Last Updated on 2022-12-08 by Clay
題目
Consider all the leaves of a binary tree, from left to right order, the values of those leaves form a leaf value sequence.
For example, in the given tree above, the leaf value sequence is (6, 7, 4, 9, 8).
Two binary trees are considered leaf-similar if their leaf value sequence is the same.
Return true if and only if the two given trees with head nodes root1 and root2 are leaf-similar.
Example 1:
Input: root1 = [3,5,1,6,2,9,8,null,null,7,4], root2 = [3,5,1,6,7,4,2,null,null,null,null,null,null,9,8] Output: true
Example 2:
Input: root1 = [1,2,3], root2 = [1,3,2] Output: false
Constraints:
- The number of nodes in each tree will be in the range
[1, 200]. - Both of the given trees will have values in the range
[0, 200].
題目會給定兩顆結構不同的樹,我們要判斷的是其葉子(亦即不帶有子節點的節點)從左到右的序列是否一致。如果兩棵樹的葉子序列相同,返回 true;不同,則返回 false。
解題思路
DFS
使用 DFS 走訪的話,便會理所當然地按照順序從左到右拜訪所有葉子節點。
我曾考慮過是否有一種先判斷第一棵樹 DFS 走到第一個葉子節點、接著再判斷第二顆樹 DFS 走到的一個葉子節點兩者是否相同,接著則是第一棵樹繼續往下走訪到第二個葉子節點... 依此類推。
但是考慮了一會兒似乎有點難寫,不確定是否有大神使用單線程寫出來了,照理來說應該可以... 但我還是首先採用暴力解了。

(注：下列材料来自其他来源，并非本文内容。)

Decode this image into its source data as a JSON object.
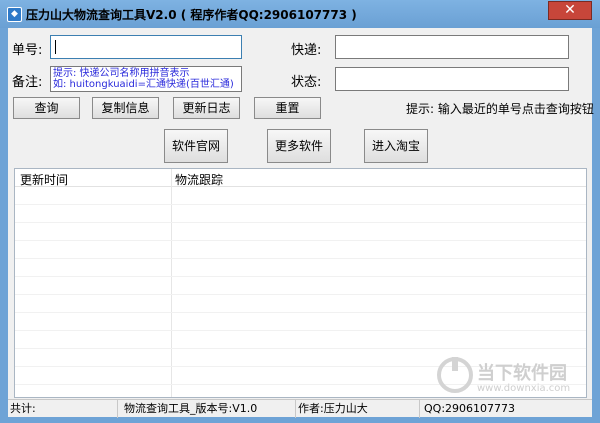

最直接的解法就是 DFS 走完兩顆樹,並在每一個節點時判斷底下是否有其他節點,若無,則使用一陣列將其保存起來;最後,則直接判斷兩棵樹的葉子節點陣列是否一致即可。
DFS 複雜度
| Time Complexity | O(n) |
| Space Complexity | O(n) |
C++ 範例程式碼
/**
* Definition for a binary tree node.
* struct TreeNode {
* int val;
* TreeNode *left;
* TreeNode *right;
* TreeNode() : val(0), left(nullptr), right(nullptr) {}
* TreeNode(int x) : val(x), left(nullptr), right(nullptr) {}
* TreeNode(int x, TreeNode *left, TreeNode *right) : val(x), left(left), right(right) {}
* };
*/
class Solution {
public:
void DFS(TreeNode* root, vector<int>& leaves) {
// Base case
if (!root) {
return;
}
// If the root is a leaf
if (!root->left && !root->right) {
leaves.emplace_back(root->val);
}
// DFS
DFS(root->left, leaves);
DFS(root->right, leaves);
}
bool leafSimilar(TreeNode* root1, TreeNode* root2) {
vector<int> leaves1;
vector<int> leaves2;
DFS(root1, leaves1);
DFS(root2, leaves2);
return leaves1 == leaves2;
}
};Python 範例程式碼
# Definition for a binary tree node.
# class TreeNode:
# def __init__(self, val=0, left=None, right=None):
# self.val = val
# self.left = left
# self.right = right
class Solution:
def DFS(self, root: Optional[TreeNode], leaves: List[int]) -> None:
# Base case
if not root:
return
# If root is a leaf
if not root.left and not root.right:
leaves.append(root.val)
self.DFS(root.left, leaves)
self.DFS(root.right, leaves)
def leafSimilar(self, root1: Optional[TreeNode], root2: Optional[TreeNode]) -> bool:
v1 = []
v2 = []
self.DFS(root1, v1)
self.DFS(root2, v2)
return v1 == v2